The arithmetic and string function support in XSLT 1.0 is so basic that I have problems implementing obvious things, let alone MD. XSLT 2.0 might be different, but I will not touch it until it gets significant browser-side support.

If you're using Saxon, it should not be too hard to implement an extension in Java.


@ivan: thanks for the comment. i don't care so much about browser support. for anything a little bit more complicated XSLT 2.0, and in particular XPath 2.0, is such a big advantage over the 1.0 versions that i am really preferring the new versions. and i am doing server-side programming anyway.

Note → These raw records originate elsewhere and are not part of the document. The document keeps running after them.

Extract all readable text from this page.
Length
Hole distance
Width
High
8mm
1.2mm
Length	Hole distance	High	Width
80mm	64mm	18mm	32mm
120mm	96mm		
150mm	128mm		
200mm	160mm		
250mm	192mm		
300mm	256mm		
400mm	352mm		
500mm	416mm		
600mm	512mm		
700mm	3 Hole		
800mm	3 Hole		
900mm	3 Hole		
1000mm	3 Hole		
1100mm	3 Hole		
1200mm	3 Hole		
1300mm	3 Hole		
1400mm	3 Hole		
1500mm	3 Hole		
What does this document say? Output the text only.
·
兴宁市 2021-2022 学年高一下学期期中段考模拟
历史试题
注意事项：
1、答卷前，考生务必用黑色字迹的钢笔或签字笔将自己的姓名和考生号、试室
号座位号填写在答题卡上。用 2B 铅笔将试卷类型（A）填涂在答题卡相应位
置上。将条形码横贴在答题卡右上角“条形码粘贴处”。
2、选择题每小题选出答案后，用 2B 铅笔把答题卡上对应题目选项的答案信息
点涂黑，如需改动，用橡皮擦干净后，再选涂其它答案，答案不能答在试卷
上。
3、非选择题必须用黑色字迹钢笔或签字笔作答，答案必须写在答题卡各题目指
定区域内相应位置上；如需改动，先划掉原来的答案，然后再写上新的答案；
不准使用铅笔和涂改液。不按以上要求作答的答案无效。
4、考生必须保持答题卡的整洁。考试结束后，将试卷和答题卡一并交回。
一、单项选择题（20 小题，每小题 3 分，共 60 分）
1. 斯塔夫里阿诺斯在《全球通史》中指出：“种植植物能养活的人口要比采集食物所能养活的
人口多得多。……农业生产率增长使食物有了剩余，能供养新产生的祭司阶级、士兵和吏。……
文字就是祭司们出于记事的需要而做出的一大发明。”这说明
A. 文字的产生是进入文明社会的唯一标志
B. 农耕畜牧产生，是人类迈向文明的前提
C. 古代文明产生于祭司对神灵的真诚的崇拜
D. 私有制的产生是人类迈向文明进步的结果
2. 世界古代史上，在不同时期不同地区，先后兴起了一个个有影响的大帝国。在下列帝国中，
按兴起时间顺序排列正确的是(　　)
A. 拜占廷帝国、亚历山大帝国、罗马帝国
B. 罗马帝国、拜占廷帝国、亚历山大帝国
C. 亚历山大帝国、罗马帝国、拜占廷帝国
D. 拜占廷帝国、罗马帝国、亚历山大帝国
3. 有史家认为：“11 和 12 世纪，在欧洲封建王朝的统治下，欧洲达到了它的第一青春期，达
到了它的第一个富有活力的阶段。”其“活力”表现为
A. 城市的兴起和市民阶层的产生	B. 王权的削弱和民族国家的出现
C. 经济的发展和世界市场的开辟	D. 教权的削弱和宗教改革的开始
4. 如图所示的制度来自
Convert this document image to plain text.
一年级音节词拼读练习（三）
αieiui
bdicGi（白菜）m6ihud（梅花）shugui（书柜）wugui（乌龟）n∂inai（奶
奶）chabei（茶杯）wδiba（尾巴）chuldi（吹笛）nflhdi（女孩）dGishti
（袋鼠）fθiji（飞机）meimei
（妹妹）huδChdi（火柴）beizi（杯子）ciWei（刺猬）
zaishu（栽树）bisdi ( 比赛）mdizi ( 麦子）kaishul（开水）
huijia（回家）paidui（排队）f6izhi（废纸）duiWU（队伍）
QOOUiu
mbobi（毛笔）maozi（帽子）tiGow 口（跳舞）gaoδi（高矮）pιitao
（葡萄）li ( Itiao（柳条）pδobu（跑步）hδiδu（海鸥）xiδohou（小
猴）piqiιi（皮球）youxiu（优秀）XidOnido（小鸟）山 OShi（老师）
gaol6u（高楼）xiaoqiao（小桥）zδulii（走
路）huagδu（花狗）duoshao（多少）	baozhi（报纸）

but i don't want to start developing code that depends on a particular XSLT implementation. and i am not even sure there is an EXSLT for XSLT 2.0 for community consensus around extension functions. but even if there was one, i'd prefer to have an XSLT implementation of MD5, so that code could run on any XSLT processor.

C. M. Sperberg-Mcqueen

Erik, in your search for MD5 implementations in XSLT, you may have missed the Java-based extension function defined by Norm Walsh and mentioned at http://norman.walsh.name/2005/projects/xslflickr

Or does your desire for multi-implementation support make you averse to extension functions implemented in Java?

On the heap space question; I have not tested systematically, but I believe other implementations are also subject to out-of-memory errors.

Since I found your post in a search for MD5 implementations in XSLT as part of some work on simple authentication in Cocoon, I'd be interested in your space-intensive functions. (I'm willing to say that passwords won't be arbitrarily long.)


@michael: thanks for the pointer, i had not seen that before. it's good to know there is such a thing, but i guess i was mostly curious how you would best implement a low-level bit-oriented algorithm such as MD5 in XSLT, so the java implementation is not all that interesting in that regard.

i never looked deeper into my heap space issues (i just assigned more memory to the JVM), but i guess if you're careful in your implementation, and use an XSLT processor that supports tail recursion (saxon does it, no idea about others), then heap space problems might not be such an issue anymore.